Das sozialdemokratische Paradox
Ein Wochenende im Frühjahr 2007, zwei Landesparteitage der SPD. In Hamburg hat der Journalist Michael Naumann, früher eine zeitlang Kulturstaatsminister im Kabinett Schröder, seinen ehemaligen Chef und dessen Innenminister Otto Schily zusammengetrommelt. Schröder wirbt für Naumann, die beglückten Delegierten jubeln ihrem Altkanzler zu. Naumann wird mit 99 Prozent der Stimmen zum Bürgermeisterkandidaten der Hamburger Sozialdemokraten gewählt.
Tags darauf versammelt sich ein paar Dutzend Kilometer weiter die schleswig-holsteinische SPD zu ihrem Parteitag. In Neumünster kandidiert Innenminister Ralf Stegner für das Amt des Landesvorsitzenden.

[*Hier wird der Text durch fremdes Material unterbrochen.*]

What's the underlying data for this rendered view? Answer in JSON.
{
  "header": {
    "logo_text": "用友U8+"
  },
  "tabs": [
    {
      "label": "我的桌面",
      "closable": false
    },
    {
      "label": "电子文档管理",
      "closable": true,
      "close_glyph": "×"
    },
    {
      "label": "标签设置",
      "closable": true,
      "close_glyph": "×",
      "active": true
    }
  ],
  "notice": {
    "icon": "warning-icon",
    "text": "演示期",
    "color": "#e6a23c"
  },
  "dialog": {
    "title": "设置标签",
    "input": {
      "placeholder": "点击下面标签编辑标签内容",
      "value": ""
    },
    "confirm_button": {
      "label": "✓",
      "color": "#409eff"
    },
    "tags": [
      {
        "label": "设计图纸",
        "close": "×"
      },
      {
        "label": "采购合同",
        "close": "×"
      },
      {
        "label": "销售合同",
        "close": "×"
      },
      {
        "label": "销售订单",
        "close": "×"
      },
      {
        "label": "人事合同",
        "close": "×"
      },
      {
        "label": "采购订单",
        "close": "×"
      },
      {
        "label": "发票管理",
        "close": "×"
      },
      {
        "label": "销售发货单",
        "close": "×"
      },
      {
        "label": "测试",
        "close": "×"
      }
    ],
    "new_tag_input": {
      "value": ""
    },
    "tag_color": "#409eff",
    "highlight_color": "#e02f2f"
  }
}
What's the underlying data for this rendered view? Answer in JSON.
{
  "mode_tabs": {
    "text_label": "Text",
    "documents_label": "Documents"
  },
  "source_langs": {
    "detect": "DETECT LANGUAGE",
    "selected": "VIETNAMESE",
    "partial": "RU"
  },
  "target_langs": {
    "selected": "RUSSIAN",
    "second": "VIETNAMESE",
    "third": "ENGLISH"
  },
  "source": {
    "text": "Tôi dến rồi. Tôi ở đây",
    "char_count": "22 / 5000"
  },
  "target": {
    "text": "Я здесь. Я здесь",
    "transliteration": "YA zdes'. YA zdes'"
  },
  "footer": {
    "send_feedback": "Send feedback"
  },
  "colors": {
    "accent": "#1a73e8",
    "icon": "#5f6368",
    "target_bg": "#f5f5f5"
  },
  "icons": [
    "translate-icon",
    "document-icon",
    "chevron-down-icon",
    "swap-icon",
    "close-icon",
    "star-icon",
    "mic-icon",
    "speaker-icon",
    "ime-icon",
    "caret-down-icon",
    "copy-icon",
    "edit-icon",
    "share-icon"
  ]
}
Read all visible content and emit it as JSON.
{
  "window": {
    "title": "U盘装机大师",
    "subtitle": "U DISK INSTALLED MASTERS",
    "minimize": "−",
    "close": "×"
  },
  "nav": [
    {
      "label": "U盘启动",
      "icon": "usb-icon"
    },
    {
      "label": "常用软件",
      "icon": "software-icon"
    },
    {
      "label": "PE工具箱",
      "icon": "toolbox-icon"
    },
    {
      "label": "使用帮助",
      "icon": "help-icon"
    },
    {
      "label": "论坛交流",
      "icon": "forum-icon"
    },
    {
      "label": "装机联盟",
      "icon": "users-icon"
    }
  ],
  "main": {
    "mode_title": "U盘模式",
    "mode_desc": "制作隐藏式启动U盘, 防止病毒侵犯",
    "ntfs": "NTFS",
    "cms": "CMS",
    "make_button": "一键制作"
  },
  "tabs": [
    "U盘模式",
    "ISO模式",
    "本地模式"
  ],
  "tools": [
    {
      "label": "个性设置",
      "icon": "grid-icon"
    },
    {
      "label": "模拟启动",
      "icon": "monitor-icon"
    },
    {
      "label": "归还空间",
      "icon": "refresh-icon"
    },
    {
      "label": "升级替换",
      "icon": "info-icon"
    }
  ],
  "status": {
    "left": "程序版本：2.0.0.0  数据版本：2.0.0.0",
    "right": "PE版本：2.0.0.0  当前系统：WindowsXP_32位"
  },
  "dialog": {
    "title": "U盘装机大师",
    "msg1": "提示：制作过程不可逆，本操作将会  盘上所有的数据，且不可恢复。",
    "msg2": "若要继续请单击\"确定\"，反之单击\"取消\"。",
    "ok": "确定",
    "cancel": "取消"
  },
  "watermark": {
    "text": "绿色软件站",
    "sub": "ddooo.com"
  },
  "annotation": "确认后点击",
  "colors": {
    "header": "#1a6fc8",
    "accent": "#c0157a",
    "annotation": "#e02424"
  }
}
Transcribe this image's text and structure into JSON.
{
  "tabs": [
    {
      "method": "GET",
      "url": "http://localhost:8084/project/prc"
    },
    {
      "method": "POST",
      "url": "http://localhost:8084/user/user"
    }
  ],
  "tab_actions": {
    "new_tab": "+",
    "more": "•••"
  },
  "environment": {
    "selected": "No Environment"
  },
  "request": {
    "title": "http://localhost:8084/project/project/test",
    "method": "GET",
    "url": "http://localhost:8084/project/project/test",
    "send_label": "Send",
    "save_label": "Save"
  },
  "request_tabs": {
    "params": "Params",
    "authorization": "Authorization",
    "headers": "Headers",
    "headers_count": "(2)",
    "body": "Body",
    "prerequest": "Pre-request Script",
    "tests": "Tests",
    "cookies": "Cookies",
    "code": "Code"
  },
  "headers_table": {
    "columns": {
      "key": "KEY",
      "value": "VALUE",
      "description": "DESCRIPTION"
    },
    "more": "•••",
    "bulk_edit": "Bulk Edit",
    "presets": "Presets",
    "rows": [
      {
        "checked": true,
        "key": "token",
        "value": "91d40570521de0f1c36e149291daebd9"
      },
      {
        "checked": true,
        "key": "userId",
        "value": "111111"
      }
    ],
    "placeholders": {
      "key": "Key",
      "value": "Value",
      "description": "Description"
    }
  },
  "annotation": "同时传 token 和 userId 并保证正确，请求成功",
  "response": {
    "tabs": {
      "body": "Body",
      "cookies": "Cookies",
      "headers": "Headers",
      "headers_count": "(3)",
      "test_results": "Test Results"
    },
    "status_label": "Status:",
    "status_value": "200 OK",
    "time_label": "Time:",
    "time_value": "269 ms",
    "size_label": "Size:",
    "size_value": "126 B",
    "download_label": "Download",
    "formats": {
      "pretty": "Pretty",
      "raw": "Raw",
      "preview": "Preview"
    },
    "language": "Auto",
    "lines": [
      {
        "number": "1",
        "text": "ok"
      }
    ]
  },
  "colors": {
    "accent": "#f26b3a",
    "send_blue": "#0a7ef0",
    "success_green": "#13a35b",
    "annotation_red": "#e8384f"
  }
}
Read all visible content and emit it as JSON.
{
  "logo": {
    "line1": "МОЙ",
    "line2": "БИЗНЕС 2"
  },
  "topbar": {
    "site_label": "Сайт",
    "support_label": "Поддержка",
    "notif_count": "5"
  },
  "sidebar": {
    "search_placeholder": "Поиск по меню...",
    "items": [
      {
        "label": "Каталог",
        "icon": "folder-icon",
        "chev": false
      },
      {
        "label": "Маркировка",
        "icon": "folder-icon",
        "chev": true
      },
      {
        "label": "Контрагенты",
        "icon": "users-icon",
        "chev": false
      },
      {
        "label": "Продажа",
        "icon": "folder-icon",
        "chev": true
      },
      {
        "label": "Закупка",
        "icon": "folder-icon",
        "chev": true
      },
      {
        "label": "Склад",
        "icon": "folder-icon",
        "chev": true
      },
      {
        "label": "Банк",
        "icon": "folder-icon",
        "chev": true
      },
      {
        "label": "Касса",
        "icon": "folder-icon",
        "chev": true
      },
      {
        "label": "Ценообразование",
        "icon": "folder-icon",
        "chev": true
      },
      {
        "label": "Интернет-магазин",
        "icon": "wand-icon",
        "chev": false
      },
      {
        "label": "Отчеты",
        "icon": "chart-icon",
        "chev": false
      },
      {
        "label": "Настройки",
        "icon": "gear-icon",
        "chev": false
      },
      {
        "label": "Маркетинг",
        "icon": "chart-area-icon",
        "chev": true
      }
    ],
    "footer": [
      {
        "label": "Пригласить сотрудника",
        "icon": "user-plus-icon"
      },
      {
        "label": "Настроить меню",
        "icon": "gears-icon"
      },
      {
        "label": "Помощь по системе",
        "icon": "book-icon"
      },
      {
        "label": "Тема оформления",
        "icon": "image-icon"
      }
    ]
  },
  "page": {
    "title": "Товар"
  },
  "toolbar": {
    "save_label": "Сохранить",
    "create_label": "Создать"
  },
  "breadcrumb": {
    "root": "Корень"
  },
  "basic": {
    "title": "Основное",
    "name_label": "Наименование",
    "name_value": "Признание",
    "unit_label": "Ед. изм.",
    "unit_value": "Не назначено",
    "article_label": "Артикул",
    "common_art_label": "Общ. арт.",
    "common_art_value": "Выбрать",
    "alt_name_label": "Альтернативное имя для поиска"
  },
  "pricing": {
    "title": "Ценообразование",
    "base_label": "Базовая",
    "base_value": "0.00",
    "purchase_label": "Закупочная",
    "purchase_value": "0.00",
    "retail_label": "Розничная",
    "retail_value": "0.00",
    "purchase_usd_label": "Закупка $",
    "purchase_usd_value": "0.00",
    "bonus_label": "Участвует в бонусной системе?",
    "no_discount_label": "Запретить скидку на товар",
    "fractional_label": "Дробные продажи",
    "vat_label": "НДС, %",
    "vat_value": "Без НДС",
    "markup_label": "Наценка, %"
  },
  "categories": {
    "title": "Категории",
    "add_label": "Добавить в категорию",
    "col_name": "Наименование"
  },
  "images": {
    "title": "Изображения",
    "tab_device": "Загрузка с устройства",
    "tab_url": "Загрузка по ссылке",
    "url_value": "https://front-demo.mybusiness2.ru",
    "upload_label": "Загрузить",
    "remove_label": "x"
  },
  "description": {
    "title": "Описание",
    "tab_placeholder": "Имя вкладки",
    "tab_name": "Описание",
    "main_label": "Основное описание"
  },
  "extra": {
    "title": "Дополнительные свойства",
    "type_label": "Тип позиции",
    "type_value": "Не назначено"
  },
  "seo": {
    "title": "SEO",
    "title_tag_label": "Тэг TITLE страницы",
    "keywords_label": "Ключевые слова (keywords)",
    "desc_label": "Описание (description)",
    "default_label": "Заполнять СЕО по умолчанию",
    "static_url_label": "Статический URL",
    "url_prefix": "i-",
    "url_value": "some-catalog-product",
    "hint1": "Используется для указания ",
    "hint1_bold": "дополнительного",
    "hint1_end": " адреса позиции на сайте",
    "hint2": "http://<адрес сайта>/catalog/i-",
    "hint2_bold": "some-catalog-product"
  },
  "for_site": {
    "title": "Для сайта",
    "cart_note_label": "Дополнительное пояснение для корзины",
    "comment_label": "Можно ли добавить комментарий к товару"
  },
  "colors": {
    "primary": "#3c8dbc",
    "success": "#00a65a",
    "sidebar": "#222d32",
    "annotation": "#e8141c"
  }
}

In seiner Bewerbungsrede verkündet er grimmig, Gerhard Schröders Agendapolitik habe „Schaden in der SPD angerichtet“. Auch hier sind die Delegierten begeistert und belohnen Stegner für seine Einsicht mit dem schönen Ergebnis von 89 Prozent der Stimmen.
Das alles passt hinten und vorne nicht zusammen. Die deutschen Sozialdemokraten sind ins Schwimmen geraten. Sie können sich nicht darüber einigen, ob sie in den vergangenen Jahren das Richtige getan haben oder das Falsche. Sie sind nicht sicher, ob sie eine zupackende und optimistische Zukunftspartei in der Mitte der Gesellschaft sein wollen oder doch lieber ein nörgelnder Nostalgieverein am Rand. Sie schwanken zwischen Vergangenheit und Zukunft. Sie können sich nicht entscheiden, ob sie den Zeitgeist lieber prägen oder beklagen wollen.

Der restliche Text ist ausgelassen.